On Tuesday night, NoPa residents packed a room at the John Adams Campus of City College for Park Station’s monthly community meeting. The session, led by Capt. John Sanford, Jr., was moved from the the station house in response to an uptick in violent crime in the area.
In recent weeks, several incidents escalated concerns about safety in the blocks along the Panhandle’s northern edge. Three street robberies were perpetrated around NoPa in January, a dramatic increase from the nine similar incidents reported in all of 2016.
Most attendees were first-timers at the 2½-hour meeting, a recap of crime statistics and presentations by station staff and city officials, followed by a Q&A session. Frustrated attendees repeatedly asked Sanford to abandon the meeting’s agenda, but he held firm.
Eventually, the discussion turned to the topics that drew most residents to the meeting, including a store that many identified as a magnet for drug sales.
Police, Residents Discuss Recent Shooting, Quality Of Life Issues
An altercation on January 23rd that left a 24-year-old man shot in the back was top of mind for many who spoke at Tuesday’s meeting, as were several muggings, one of which involved an armed suspect.
Eunice Rhodes, whose grandson was shot on the front porch of her home on the 1700 block of Fell Street, said she's lived in NoPa since 1955. "Our neighborhood is a really good, safe neighborhood," she said. "The shootings are coming from people from other neighborhoods."

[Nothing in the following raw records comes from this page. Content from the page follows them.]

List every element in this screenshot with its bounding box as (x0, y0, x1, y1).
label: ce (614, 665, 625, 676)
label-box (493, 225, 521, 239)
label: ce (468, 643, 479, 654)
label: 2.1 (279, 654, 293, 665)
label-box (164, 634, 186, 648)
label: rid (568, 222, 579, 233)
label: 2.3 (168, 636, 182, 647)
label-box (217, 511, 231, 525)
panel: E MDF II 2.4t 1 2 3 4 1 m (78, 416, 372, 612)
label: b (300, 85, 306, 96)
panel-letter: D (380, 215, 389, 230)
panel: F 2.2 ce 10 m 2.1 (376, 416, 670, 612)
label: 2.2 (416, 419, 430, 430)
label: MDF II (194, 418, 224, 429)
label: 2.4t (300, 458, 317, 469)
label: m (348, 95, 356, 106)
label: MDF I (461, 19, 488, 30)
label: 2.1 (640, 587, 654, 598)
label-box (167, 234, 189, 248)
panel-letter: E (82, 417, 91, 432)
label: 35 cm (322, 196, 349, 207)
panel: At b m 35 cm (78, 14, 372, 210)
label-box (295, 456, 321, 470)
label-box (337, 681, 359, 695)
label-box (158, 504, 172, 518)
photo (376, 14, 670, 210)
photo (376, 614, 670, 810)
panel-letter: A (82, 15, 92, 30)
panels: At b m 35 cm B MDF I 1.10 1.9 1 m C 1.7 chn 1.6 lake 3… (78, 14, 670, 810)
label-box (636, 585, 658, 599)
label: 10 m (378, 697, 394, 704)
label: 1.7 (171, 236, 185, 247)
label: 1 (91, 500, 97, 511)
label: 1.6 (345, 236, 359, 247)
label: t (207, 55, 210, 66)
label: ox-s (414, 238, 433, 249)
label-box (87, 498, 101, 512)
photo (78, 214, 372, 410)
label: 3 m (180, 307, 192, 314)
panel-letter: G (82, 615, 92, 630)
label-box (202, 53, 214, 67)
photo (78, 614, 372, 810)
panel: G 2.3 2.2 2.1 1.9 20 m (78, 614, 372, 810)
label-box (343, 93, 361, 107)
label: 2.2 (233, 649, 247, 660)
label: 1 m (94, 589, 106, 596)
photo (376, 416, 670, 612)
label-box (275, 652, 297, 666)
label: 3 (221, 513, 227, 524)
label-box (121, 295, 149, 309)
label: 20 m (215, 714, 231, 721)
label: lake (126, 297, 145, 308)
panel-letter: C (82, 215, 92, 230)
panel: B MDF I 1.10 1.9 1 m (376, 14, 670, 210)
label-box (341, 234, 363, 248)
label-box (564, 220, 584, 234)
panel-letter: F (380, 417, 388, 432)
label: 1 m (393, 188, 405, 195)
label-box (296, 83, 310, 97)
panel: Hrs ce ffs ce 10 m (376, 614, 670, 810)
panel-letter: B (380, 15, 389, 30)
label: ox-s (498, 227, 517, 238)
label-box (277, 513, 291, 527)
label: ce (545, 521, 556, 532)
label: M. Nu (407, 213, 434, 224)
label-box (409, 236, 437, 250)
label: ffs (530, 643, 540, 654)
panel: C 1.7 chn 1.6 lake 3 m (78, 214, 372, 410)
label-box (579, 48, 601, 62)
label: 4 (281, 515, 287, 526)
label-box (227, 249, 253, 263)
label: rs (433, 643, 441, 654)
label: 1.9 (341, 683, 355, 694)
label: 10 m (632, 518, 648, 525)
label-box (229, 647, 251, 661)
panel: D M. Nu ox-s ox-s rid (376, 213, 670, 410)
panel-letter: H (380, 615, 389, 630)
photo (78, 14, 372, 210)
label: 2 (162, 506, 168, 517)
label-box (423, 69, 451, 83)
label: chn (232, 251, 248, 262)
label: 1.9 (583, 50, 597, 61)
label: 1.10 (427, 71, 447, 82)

Rhodes said the shooting occurred in the evening, just after several family members had come inside. Her grandson saw someone on the sidewalk approaching with a gun, turned to run into the house "and as he ran, they got him right in his back."
Rhodes said she's sent her grandson out of state to stay with relatives while he recuperates. Despite the bullet holes, "I'm not afraid to be out on my porch," she said.
Police are following leads but have not made an arrest, said Sector Sgt. Gregory Stechschulte.
Sanford said police have only responded to two shooting calls in NoPa in the last 12 months, but one attendee said a store in the area was the site of “at least three shootings” in that time frame. Others claimed the shop is the site of open-air drug sales, use, and assaults. [Given that police have not opened a criminal investigation, Hoodline has chosen not to identify this business by name.]
"We would like for you to be very, very detailed and tell us why you believe these individuals are selling drugs," said Sanford, who added that residents may be receiving—and sharing—incorrect information via Nextdoor.
"We need reasonable suspicion to deal with the situation, or probable cause to make an arrest," said Sanford. "Other than that, officers are not allowed to violate anyone’s constitutional rights."
“I can tell you the store now is on our radar,” said Stechschulte.
Sanford encouraged residents to write detailed letters to City Attorney Dennis Herrera in the hopes of having the store declared a public nuisance. In 2015, Herrera used this tactic to convince the owners of the McDonald’s at Haight and Stanyan streets to beef up its security.
Leela Gill, secretary of North of Panhandle Neighbors Association, said residents interested in forming a neighborhood watch should contact NOPNA directly.
January 2017 Park District Traffic/Crime Statistics
According to the crime statistics Sanford released, violent crime has risen in the district compared to the previous month and January 2016. But some other crimes, including robberies and car theft, decreased.
For violent crime, there were 12 assaults in Park District last month, compared to six the month before. In January 2016, only six assaults were reported.
Three robberies were investigated last month, a drop from the seven reported in December. Three burglaries were investigated in January, a decrease from seven the month before. The number of burglaries held relatively steady, with 36 reported in January and 33 in December.
Twenty-four vehicles were stolen in Park District last month, a 25 percent decrease from December 2016. In December, 147 cars were broken into, but that number fell to 135 in January.
Last month, Park Station officers wrote 648 traffic citations within the district, which includes NoPa, the eastern end of Golden Gate Park, Cole Valley, part of the Inner Sunset, Twin Peaks, the Haight, Alamo Square, Duboce Triangle and the Divisadero corridor.
Of that total, three people were cited for making illegal turns, 62 were ticketed for speeding, and 19 ran red lights in the presence of an officer. Thirty-three people were ticketed for failing to yield to pedestrians, while 35 were caught using a mobile device behind the wheel.
Three scofflaw cyclists felt the long arm of the law, and 362 drivers were nabbed for blowing through stop signs; the other 131 citations were for unclassified offenses.
2016 NoPa Crime Statistics
Last year, there were six assaults in the area. Of that total, four were charged as aggravated assault and two as simple assault, where no injury was intended.
Fifty-eight burglaries were reported in NoPa; 46 from private homes, 10 hot prowls, and two from businesses. There were nine street robberies and two residential robberies last year; six were reported from nearby businesses.
Two sex offenses were reported in NoPa in 2016.
The station's next community meeting will be 5:30pm Feb. 21st at the station to discuss preparations, and concerns, for the upcoming 4/20 celebration in Golden Gate Park.